This is not a particularly interesting development, but it reminded me of the few short years in the 1990s when there actually was a very good Lone Star Bock.
Released in 1991 and called Lone Star Natural Bock, it was brewed in accordance with the Reinheitsgebot, the German Purity Law of 1516. So, no corn or rice or any other adjuncts or shortcuts were used. It was ”a blending of three roasted barley malts, hops and water, and that's all.”

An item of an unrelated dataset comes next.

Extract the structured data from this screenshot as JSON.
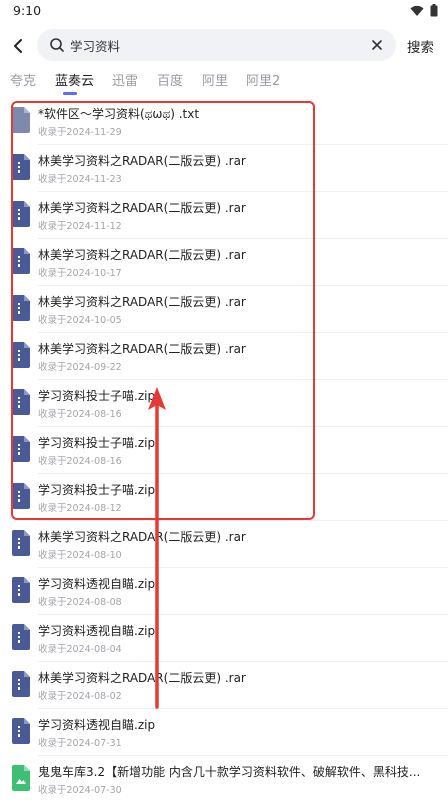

I remember that it was a little maltier, and so, slightly sweeter than the traditional Bavarian bock. It was also a little lighter and less alcoholic; well-suited for the market. It was a high quality product that made for an excellent session beer, especially as it was priced about the same as the mainstream national beers. It was certainly a far better beer than Shiner Bock, which is not saying much at all, but also the efforts from Anheuser-Busch and even Celis. The Celis Pale Bock was a mild Belgian brown ale that was a very well-made beer, but not a bock, nor did it taste really anything like one.

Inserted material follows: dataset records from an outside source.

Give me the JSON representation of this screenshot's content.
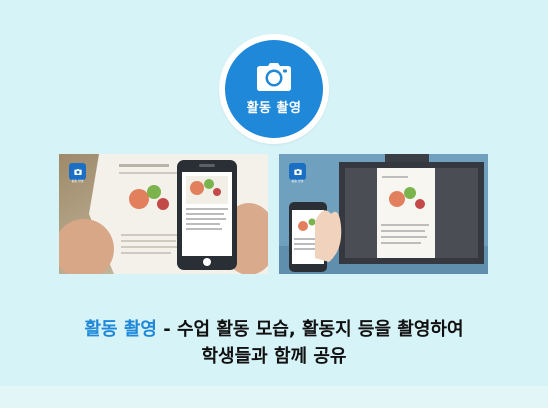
{
  "activity": {
    "icon": "camera-icon",
    "title": "활동 촬영"
  },
  "panels": [
    {
      "name": "photo-teacher-phone",
      "mini_badge_icon": "camera-icon",
      "mini_badge_label": "활동 촬영"
    },
    {
      "name": "photo-share-screen",
      "mini_badge_icon": "camera-icon",
      "mini_badge_label": "활동 촬영"
    }
  ],
  "caption": {
    "highlight": "활동 촬영",
    "line1_rest": " - 수업 활동 모습, 활동지 등을 촬영하여",
    "line2": "학생들과 함께 공유"
  },
  "colors": {
    "background": "#d6f3f7",
    "accent": "#1f88d8",
    "text": "#111111"
  }
}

The Bock from Lone Star was the clear winner in the regional bock stakes back then. Having the Lone Star name attached to it probably turned off many potential beer drinkers who would have otherwise enjoyed the beer. However, it did make it on tap at Valhalla, the graduate student bar at Rice, whose taps have been a barometer of beers possessing the combination of flavor and relative affordability. Conversely, that Lone Star Bock was made according to the Reinheitsgebot meant that it probably had too much body – and flavor – for regular Lone Star drinkers. The cost of the better ingredients and reasonable price point likely made the margins rather thin, too, and Lone Star’s efforts did not last.
It was an admirable experiment, and an enjoyable one, too, for many Texas beer lovers. Lone Star Natural Bock was proof that a large brewer – if one with a poor reputation – can brew excellent products only if it chose to.